Find the least number by which \[200\] must be multiplied to make it a perfect square.

Answer 1

Hint: A perfect square is a number which has all its prime factors in pairs. We will divide $200$ by the smallest prime number. We will use the same approach to calculate it further. A prime factor is a factor of the given number which is a prime number also.

Complete step by step answer:
(1) Given number is\[200\]
Making prime factors of\[200\].

 Or \[200=2\times 2\times 2\times 5\times 5\]
(2) Writing in pair
\[200=2\times 2\times 5\times 5\times 2\]
(3) In the above step, we see that there is only one number $2$ which does not have its pair.

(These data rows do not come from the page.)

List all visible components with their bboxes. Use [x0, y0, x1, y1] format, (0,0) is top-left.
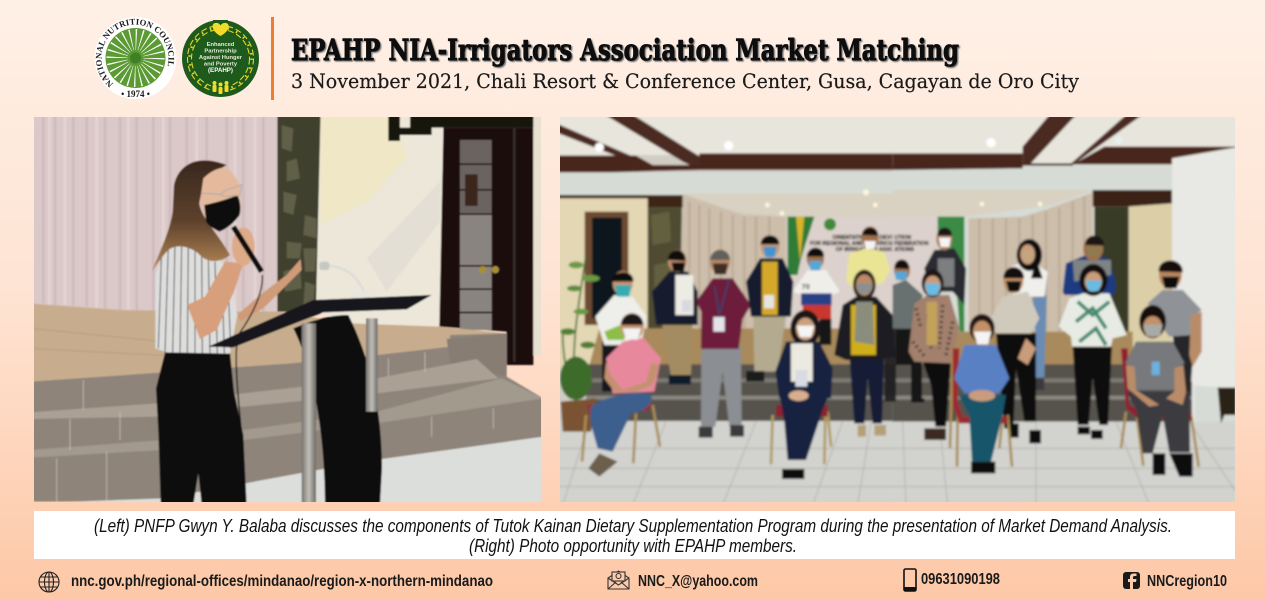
stone pillar — [277, 115, 321, 312]
icon: globe — [39, 572, 59, 592]
logo: National Nutrition Council: NATIONAL NUTRITION COUNCIL — [96, 18, 174, 88]
room right half: UTION — [894, 235, 911, 241]
person: woman in white top behind — [1011, 239, 1048, 390]
stage floor — [30, 303, 507, 382]
people, left group — [582, 226, 896, 479]
chair — [582, 405, 660, 463]
subtitle: date and venue: 3 November 2021, Chali Resort & Conference Center, Gusa, Cagayan de Oro City — [291, 70, 1079, 93]
stage backdrop banner: ORIENTATION ON DEVOL — [832, 235, 898, 241]
stage backdrop banner: OF IRRIGATORS ASSOC — [836, 247, 898, 253]
hair — [152, 160, 230, 272]
photo: group picture with EPAHP members — [556, 115, 1238, 507]
logo: EPAHP — [182, 20, 259, 97]
website address: nnc.gov.ph/regional-offices/mindanao/region-x-northern-mindanao — [71, 573, 493, 590]
person: seated in blue blouse — [950, 314, 1012, 473]
wall — [316, 115, 443, 328]
caption line two: (Right) Photo opportunity with EPAHP members. — [469, 535, 797, 556]
person: man in black and grey shirt — [924, 228, 966, 305]
orange divider — [271, 17, 274, 100]
steps — [586, 364, 898, 422]
stairs — [30, 333, 543, 502]
person: navy and grey vest man — [1063, 236, 1116, 295]
Facebook handle: NNCregion10 — [1147, 573, 1227, 590]
person: green and white polo — [595, 271, 647, 392]
speaker — [152, 160, 302, 505]
podium — [208, 262, 432, 505]
header — [94, 17, 1080, 100]
face — [199, 166, 241, 220]
stage backdrop banner: FOR REGIONAL AND PROVINCIAL — [810, 241, 898, 247]
logo: National Nutrition Council: • 1974 • — [121, 89, 150, 99]
person: standing in grey polo — [1148, 260, 1202, 408]
person: white, blue and red jersey — [793, 247, 840, 345]
photo: speaker at the podium — [30, 115, 543, 505]
stage backdrop banner — [788, 217, 898, 333]
far arm — [237, 259, 302, 322]
person: seated in navy jacket — [771, 310, 833, 479]
striped shirt — [155, 241, 237, 354]
door and frame — [388, 115, 543, 365]
near arm — [187, 262, 243, 339]
icon: Facebook — [1123, 572, 1140, 589]
potted plant — [560, 255, 600, 432]
logo: EPAHP: Partnership — [204, 48, 237, 54]
person: leopard print blazer — [909, 269, 959, 440]
person: white, blue and red jersey: 70 — [802, 282, 810, 291]
icon: envelope — [608, 571, 629, 589]
person: leather jacket with scarf — [834, 270, 896, 437]
person: floral blouse and black trousers — [1059, 264, 1127, 439]
room left half — [556, 115, 898, 506]
face mask — [204, 195, 240, 232]
floor — [30, 437, 543, 505]
logo: EPAHP: Enhanced — [207, 42, 235, 48]
logo: EPAHP: and Poverty — [204, 62, 238, 68]
person: black jacket with orange lanyard — [652, 250, 698, 384]
caption box — [34, 511, 1235, 559]
glasses — [202, 185, 242, 197]
people, right group — [893, 228, 1202, 477]
footer: contact details — [39, 569, 1227, 592]
phone number: 09631090198 — [921, 571, 1000, 588]
person: yellow shirt — [846, 226, 890, 288]
logo: EPAHP: (EPAHP) — [208, 67, 233, 74]
title: EPAHP NIA-Irrigators Association Market Matching — [291, 33, 959, 67]
room right half: ATIONS — [894, 247, 915, 253]
logo: EPAHP: Against Hunger — [199, 55, 243, 61]
person: maroon polo with grey jeans — [696, 249, 751, 438]
person: seated in grey polo — [1121, 305, 1199, 477]
person: seated in pink polo — [582, 313, 661, 477]
email address: NNC_X@yahoo.com — [638, 573, 758, 590]
curtain — [30, 115, 277, 312]
microphone — [233, 227, 262, 272]
room right half — [893, 115, 1238, 507]
person: striped shirt and black trousers — [990, 267, 1041, 443]
trousers — [156, 352, 247, 505]
white partition panel — [1172, 147, 1236, 425]
icon: mobile phone — [904, 569, 916, 591]
person: man in grey vest at far left — [893, 259, 924, 402]
person: navy jacket over yellow shirt — [746, 235, 793, 382]
room right half: FEDERATION — [894, 241, 929, 247]
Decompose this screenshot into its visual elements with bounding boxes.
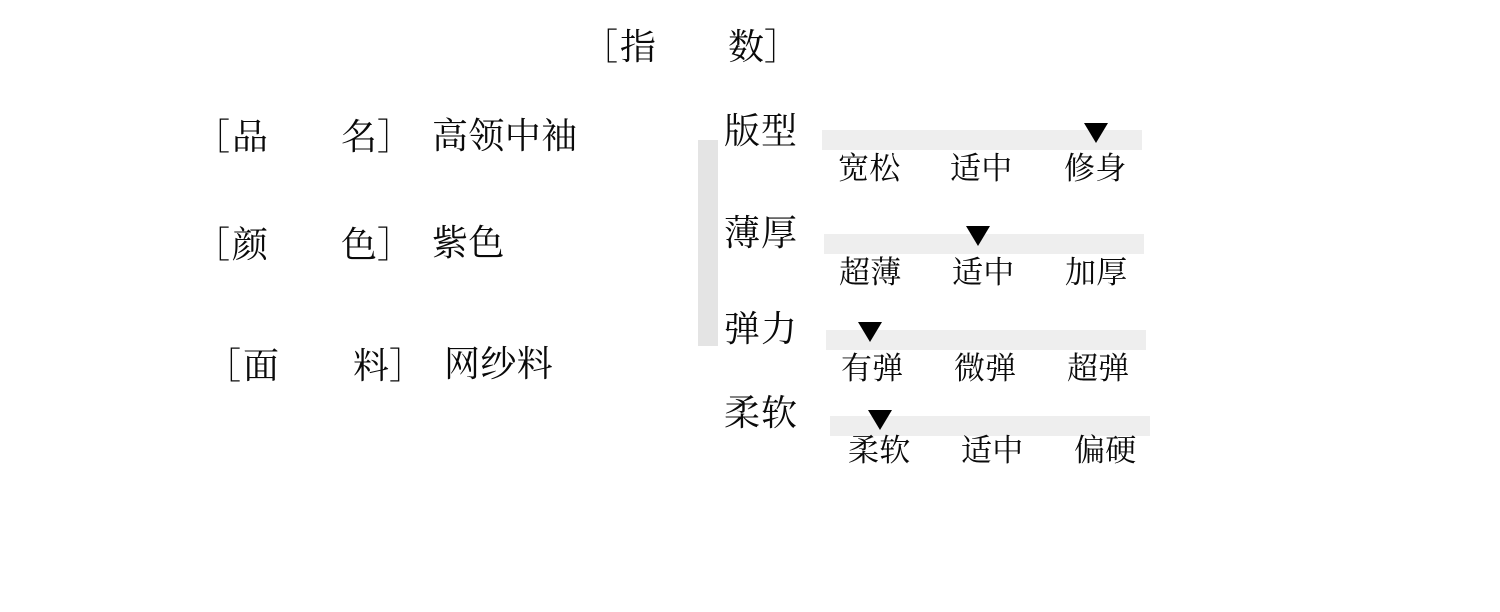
thickness scale bar (824, 234, 1144, 254)
product name label end: 名 (341, 117, 378, 157)
heading: index (582, 19, 657, 70)
product name label end: ］ (377, 109, 413, 160)
panel: softness scale (724, 393, 1150, 468)
elasticity scale bar (826, 330, 1146, 350)
product name value: 高领中袖 (432, 116, 578, 156)
colour label end: 色 (341, 225, 378, 265)
colour label (194, 217, 269, 268)
fabric label: 面 (243, 346, 280, 386)
heading: index: 指 (620, 27, 657, 67)
softness marker (868, 410, 892, 430)
fabric label end (353, 338, 425, 389)
fabric label (205, 338, 280, 389)
fit marker (1084, 123, 1108, 143)
elasticity option slight: 微弹 (954, 351, 1017, 386)
panel: product details: ［ (205, 338, 241, 389)
thickness label: 薄厚 (724, 213, 798, 253)
panel: thickness scale (724, 213, 1144, 290)
thickness option thin: 超薄 (839, 255, 902, 290)
fit label: 版型 (724, 111, 798, 151)
elasticity label: 弹力 (724, 309, 798, 349)
panel: fit scale (724, 111, 1142, 186)
panel: elasticity scale (724, 309, 1146, 386)
heading: index second part: 数 (728, 27, 765, 67)
colour label: 颜 (232, 225, 269, 265)
product name label (194, 109, 269, 160)
colour label end (341, 217, 413, 268)
fit option loose: 宽松 (838, 151, 901, 186)
product name label end (341, 109, 413, 160)
thickness marker (966, 226, 990, 246)
product name label: 品 (232, 117, 269, 157)
softness label: 柔软 (724, 393, 798, 433)
softness scale bar (830, 416, 1150, 436)
fabric label end: 料 (353, 346, 390, 386)
text: ［ (194, 217, 230, 268)
panel: product details (194, 109, 578, 389)
elasticity marker (858, 322, 882, 342)
vertical divider bar (698, 140, 718, 346)
thickness option medium: 适中 (952, 255, 1015, 290)
elasticity option stretchy: 有弹 (841, 351, 904, 386)
fit option slim: 修身 (1064, 151, 1127, 186)
text: ［ (194, 109, 230, 160)
fit scale bar (822, 130, 1142, 150)
text: ［ (582, 19, 618, 70)
heading: index second part (728, 19, 800, 70)
elasticity option super: 超弹 (1067, 351, 1130, 386)
heading: index second part: ］ (764, 19, 800, 70)
fabric label end: ］ (389, 338, 425, 389)
fabric value: 网纱料 (444, 344, 553, 384)
colour label end: ］ (377, 217, 413, 268)
thickness option thick: 加厚 (1065, 255, 1128, 290)
softness option medium: 适中 (961, 433, 1024, 468)
softness option soft: 柔软 (848, 433, 911, 468)
fit option medium: 适中 (950, 151, 1013, 186)
softness option hard: 偏硬 (1074, 433, 1137, 468)
colour value: 紫色 (432, 223, 505, 263)
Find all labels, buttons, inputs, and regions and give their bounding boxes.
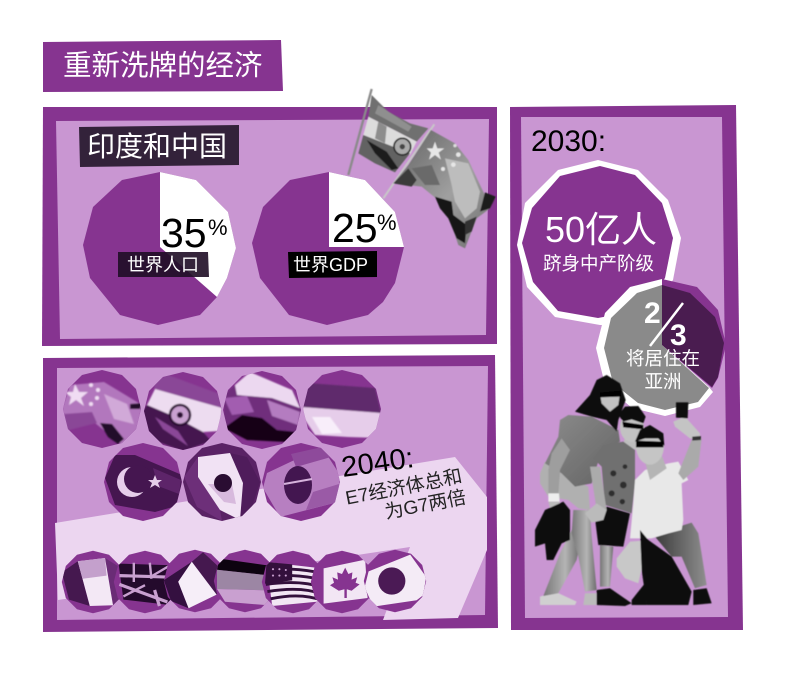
icon: Mexico flag circle	[183, 443, 261, 521]
title: 重新洗牌的经济	[63, 50, 263, 82]
icon: family taking a selfie	[535, 375, 712, 606]
text: 2040 callout: 2040:	[340, 442, 416, 484]
icon: UK flag circle	[114, 551, 176, 613]
icon: France flag circle	[164, 550, 226, 612]
panel: India and China	[42, 107, 497, 346]
icon: China flag circle	[62, 370, 142, 448]
pie chart: two thirds in Asia: 将居住在	[626, 348, 700, 369]
icon: India flag circle	[143, 372, 222, 451]
pie chart: 25% of world GDP: %	[377, 210, 397, 235]
callout: 5 billion join the middle class: 跻身中产阶级	[543, 253, 654, 274]
panel: 2030 middle class	[510, 105, 743, 630]
pie chart: two thirds in Asia: 2	[644, 297, 661, 330]
heading: India and China: 印度和中国	[87, 131, 227, 162]
heading: 2030: 2030:	[531, 125, 606, 158]
icon: Canada flag circle	[311, 551, 373, 613]
icon: Brazil flag circle	[262, 443, 340, 521]
callout: 5 billion join the middle class: 50亿人	[545, 209, 657, 250]
pie chart: 25% of world GDP: 世界GDP	[293, 255, 368, 275]
panel: E7 versus G7	[43, 355, 498, 632]
pie chart: 35% of world population	[83, 172, 236, 325]
callout: 5 billion join the middle class	[517, 160, 681, 325]
pie chart: 25% of world GDP	[252, 172, 404, 325]
pie chart: two thirds in Asia: 3	[670, 319, 687, 352]
infographic	[42, 40, 743, 632]
text: 2040 callout: E7经济体总和	[344, 465, 464, 509]
pie chart: 25% of world GDP: 25	[332, 205, 378, 251]
icon: Germany flag circle	[214, 550, 276, 612]
title	[43, 40, 283, 92]
icon: Japan flag circle	[364, 550, 426, 612]
pie chart: 35% of world population: 世界人口	[127, 255, 199, 275]
pie chart: 35% of world population: 35	[161, 210, 207, 256]
icon: Turkey flag circle	[104, 443, 182, 521]
icon: India and China flags	[348, 89, 496, 248]
pie chart: two thirds in Asia	[596, 279, 726, 416]
icon: USA flag circle	[262, 551, 324, 613]
text: 2040 callout: 为G7两倍	[383, 486, 468, 524]
icon: Italy flag circle	[62, 551, 124, 613]
heading: India and China	[79, 125, 239, 167]
text: 2040 callout	[340, 442, 468, 524]
icon: Russia flag circle	[223, 371, 301, 449]
icon: Indonesia flag circle	[302, 370, 381, 448]
pie chart: 35% of world population: %	[208, 215, 228, 240]
pie chart: two thirds in Asia: 亚洲	[644, 371, 682, 392]
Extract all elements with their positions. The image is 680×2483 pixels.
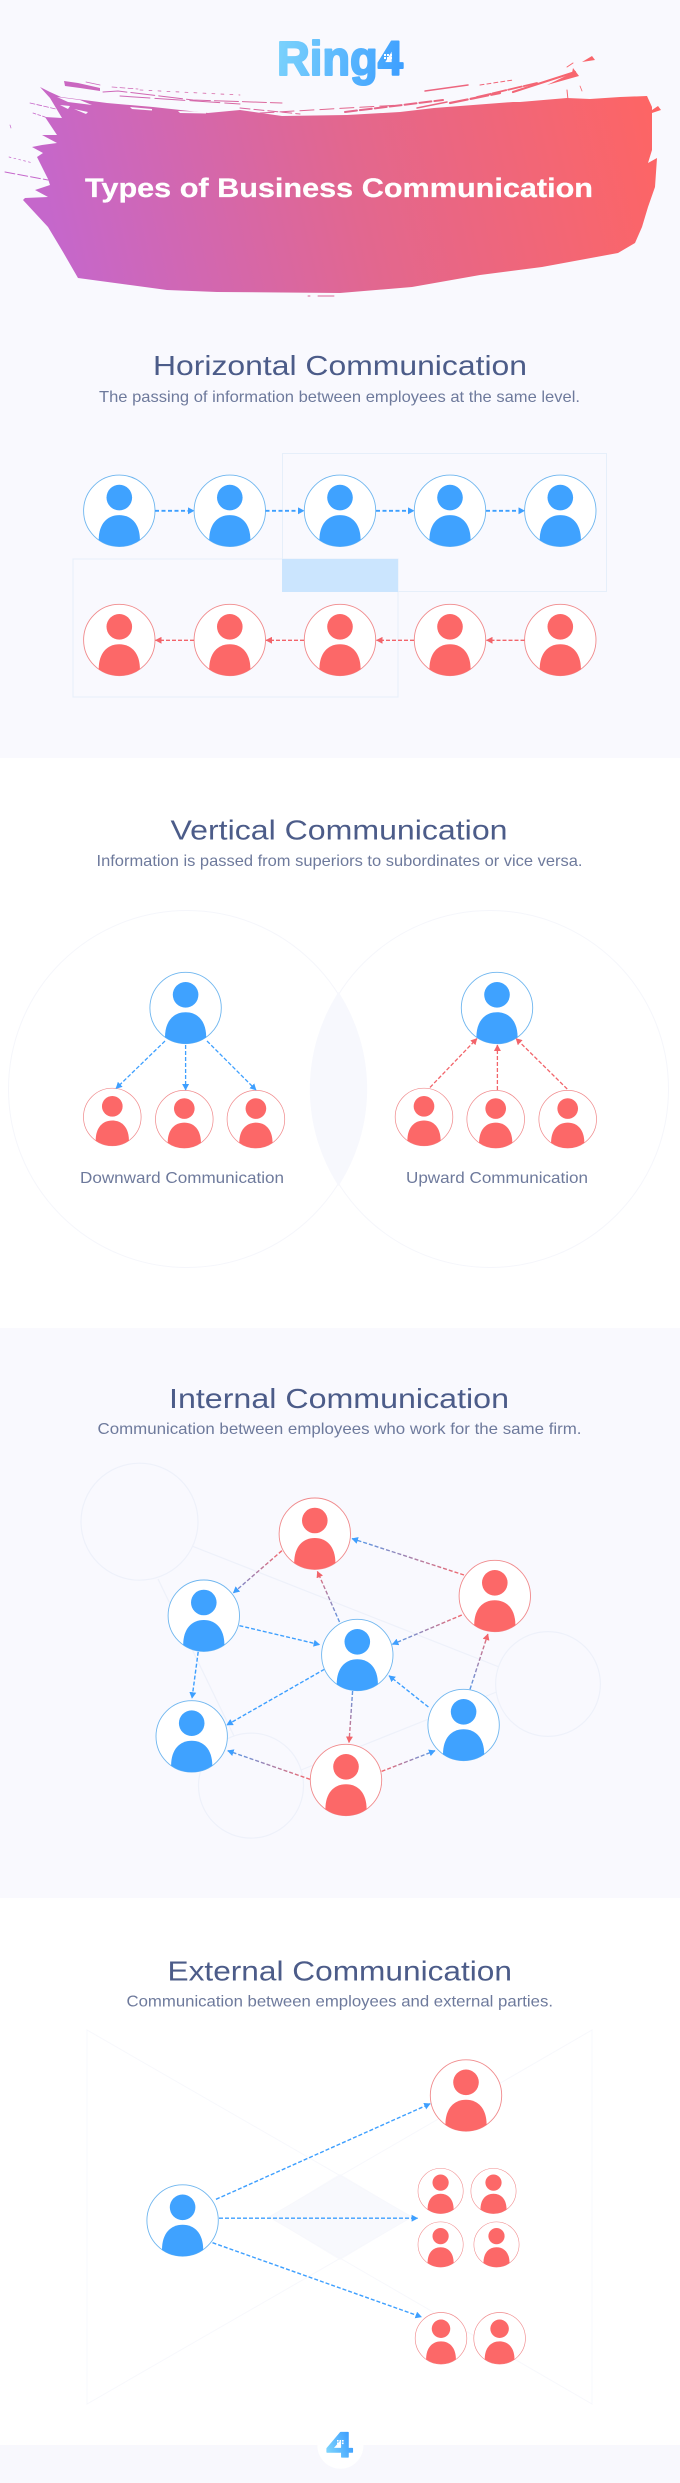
- heading: external: External Communication: [168, 1956, 512, 1987]
- pair of recipients: [415, 2312, 525, 2364]
- background frame: lower left: [73, 559, 398, 697]
- panel: vertical communication: [0, 758, 680, 1328]
- footer band: [0, 2445, 680, 2483]
- upward communication diagram: [395, 972, 597, 1148]
- subtitle: internal: Communication between employees who work for the same firm.: [98, 1421, 582, 1438]
- label: upward: Upward Communication: [406, 1170, 588, 1187]
- red arrows: [156, 639, 524, 641]
- heading: internal: Internal Communication: [169, 1383, 509, 1414]
- brush stroke banner: [5, 56, 661, 296]
- subtitle: vertical: Information is passed from superiors to subordinates or vice versa.: [96, 853, 582, 870]
- heading: horizontal: Horizontal Communication: [153, 350, 527, 381]
- panel: header: [5, 33, 661, 296]
- overlap highlight: [282, 559, 398, 592]
- sender person: [147, 2185, 218, 2256]
- network people: [156, 1498, 530, 1816]
- panel: horizontal communication: [73, 350, 606, 697]
- background bow-tie shape: [87, 2030, 592, 2404]
- footer logo: 4: [326, 2426, 353, 2465]
- single recipient: [430, 2060, 502, 2131]
- red row of people: [84, 604, 596, 676]
- subtitle: external: Communication between employees and external parties.: [126, 1994, 553, 2011]
- heading: vertical: Vertical Communication: [170, 814, 508, 846]
- section background: [0, 1898, 680, 2445]
- background circles with overlap: [8, 910, 668, 1268]
- label: downward: Downward Communication: [80, 1170, 284, 1187]
- panel: external communication: [0, 1898, 680, 2445]
- subtitle: horizontal: The passing of information between employees at the same level.: [99, 389, 580, 406]
- title: Types of Business Communication: [85, 173, 593, 203]
- blue arrows: [155, 510, 524, 512]
- background network: [81, 1463, 600, 1838]
- logo: Ring4: Ring4: [277, 33, 403, 86]
- section background: [0, 758, 680, 1328]
- panel: internal communication: [81, 1383, 600, 1838]
- footer logo: [317, 2423, 363, 2469]
- arrows to recipients: [212, 2104, 430, 2317]
- blue row of people: [84, 475, 596, 547]
- group of four recipients: [418, 2168, 519, 2267]
- downward communication diagram: [83, 972, 285, 1148]
- network arrows: [192, 1539, 488, 1779]
- background frame: upper right: [282, 454, 606, 592]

We can see that other numbers such as 5 and other 2 have pairs.
Therefore, we can say that \[200\] is not a perfect square number.
(4) Now to make \[200\], a perfect square number, we need to multiply 200 in such a manner that it completes its pair which is not other than $2$.
(5) Therefore by multiplying \[200\] by $2$, we get the following prime factors \[2\times 2\times 5\times 5\times 2\times 2\]
(6) We see all the prime factors \[200\] are now in pairs.
Therefore, multiplying \[200\] by \[2,\,200\] becomes $400$ is a perfect square.
(7) Therefore, the least number we require to make \[200\] a perfect square is $2$. The perfect square is $400$.

Note: A square number or perfect square is an integer that is a square of an integer; in other words, it is the product of some integer with itself. Taking the square root of a perfect square always gives us an integer.